After boiling, the beef was boiled for a predetermined period of time after thermal etching on the entire mouth side, and then immersed in solder at 260° C. for 30 seconds to measure the time without blistering or peeling. Dimensional change rate The larger of vertical and horizontal 3σn1 is shown. The plate thickness accuracy is shown in the range of 3σnl. From the results in the tJS1 table, it can be seen that the examples of the present invention exhibit excellent properties such as no scratching even though they are molded at low pressure. [Effect of the invention] In the present invention, the thickness is 1. A predetermined number of resin-impregnated base materials with a size of 2 mm or less and an unimpregnated portion of the resin of 2% or less of the total area are stacked, and a metal foil is layered on the outermost layer, which is sandwiched between endless belts and continuously heated and pressed. Since it is molded, it can be molded continuously at low pressure, resulting in high productivity.Moreover, resin flow is small and thickness accuracy can be improved.Furthermore, it has excellent moldability with no voids remaining, and has excellent dimensional stability and moisture resistance. It is possible to produce metal foil-clad laminates with excellent quality and no blurring. Agent Patent Attorney Ishi 1) Ai Seven Procedural Amendments (Voluntary) August 8, 1985 1 1. Indication of the case 1985 Patent Application No. 3mm350 2. Name of the invention Method for manufacturing metal foil-clad laminates 3 , Relationship with the case of the person making the amendment Patent applicant address 1048 Kadoma, Kadoma City, Osaka Prefecture Name (5B
3) Matsushita Electric Works Co., Ltd. Representative: Sadao Fujii 4, Agent postal code: 530 Address: 1-12-17-5 Umeda, Kita-ku, Osaka City Date of amendment order: 6 Number of inventions increased by amendment: None 1) Specification No. 4
Insert "1 or less" next to "0.3%" on the 10th line of the page. 2) Next to “less than 500” on page 4, line 10 of the above [
, the unimpregnated area is less than 5% in terms of cross-sectional area]. 3) 1450 items on page 5, line 9], followed by ``,
We will insert 1.4% of the unimpregnated section of the cross section. 4) Insert "after secondary forming" in front of "Inner layer material dimensional change rate" on page 6, line 6 of the same page. 5) Delete "The unimpregnated area was 2.5%" in the 10th to 11th lines of page 6 of the above and read ``The unimpregnated area of the resin was 1.0%, and the number of bubbles was 1800.'' The unimpregnated part of the cross section is 6.
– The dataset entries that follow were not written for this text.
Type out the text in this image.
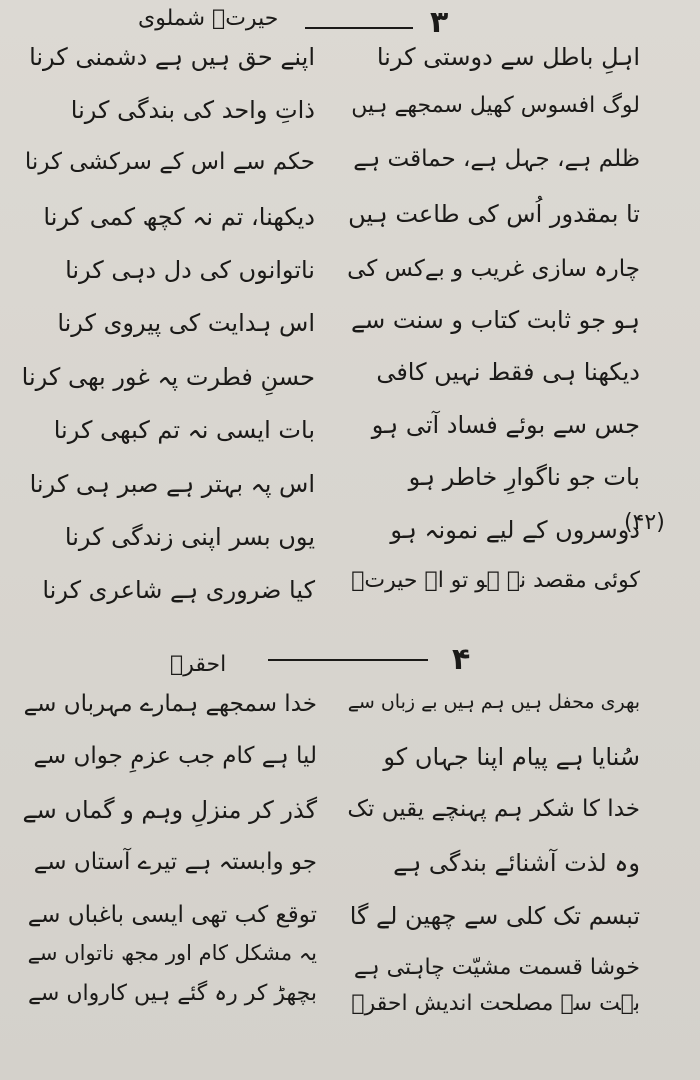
حیرتؔ شملوی	٣
اہلِ باطل سے دوستی کرنا
لوگ افسوس کھیل سمجھے ہیں
ظلم ہے، جہل ہے، حماقت ہے
تا بمقدور اُس کی طاعت ہیں
چارہ سازی غریب و بےکس کی
ہو جو ثابت کتاب و سنت سے
دیکھنا ہی فقط نہیں کافی
جس سے بوئے فساد آتی ہو
بات جو ناگوارِ خاطر ہو
دوسروں کے لیے نمونہ ہو
کوئی مقصد نہ ہو تو اے حیرتؔ
اپنے حق ہیں ہے دشمنی کرنا
ذاتِ واحد کی بندگی کرنا
حکم سے اس کے سرکشی کرنا
دیکھنا، تم نہ کچھ کمی کرنا
ناتوانوں کی دل دہی کرنا
اس ہدایت کی پیروی کرنا
حسنِ فطرت پہ غور بھی کرنا
بات ایسی نہ تم کبھی کرنا
اس پہ بہتر ہے صبر ہی کرنا
یوں بسر اپنی زندگی کرنا
کیا ضروری ہے شاعری کرنا
(۴۲)
احقرؔ	۴
بھری محفل ہیں ہم ہیں بے زباں سے
سُنایا ہے پیام اپنا جہاں کو
خدا کا شکر ہم پہنچے یقیں تک
وہ لذت آشنائے بندگی ہے
تبسم تک کلی سے چھین لے گا
خوشا قسمت مشیّت چاہتی ہے
بہت سے مصلحت اندیش احقرؔ
خدا سمجھے ہمارے مہرباں سے
لیا ہے کام جب عزمِ جواں سے
گذر کر منزلِ وہم و گماں سے
جو وابستہ ہے تیرے آستاں سے
توقع کب تھی ایسی باغباں سے
یہ مشکل کام اور مجھ ناتواں سے
بچھڑ کر رہ گئے ہیں کارواں سے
It was 7%. ” will be inserted. 6) In Table 2 on page 8 of the same, the solder heat resistance (time) after boiling of Comparative Example 1 is "3", which has been corrected to [2].

Claims (2)

[Claims] (1) A predetermined number of resin-impregnated base materials with a thickness of 1 mm or less and an unimpregnated portion of resin of 2% or less of the total area are stacked on top of each other and metal foil is layered on the outermost layer, which is then sandwiched between endless belts to continuously produce A method for manufacturing a metal foil-clad laminate, which is characterized by heating and pressure forming. (2) A resin-impregnated base material having a thickness of 0.08 to 0.3 mm and having a resin-unimpregnated portion of 0.3% or less of the total area is used. A method for manufacturing a metal foil-clad laminate.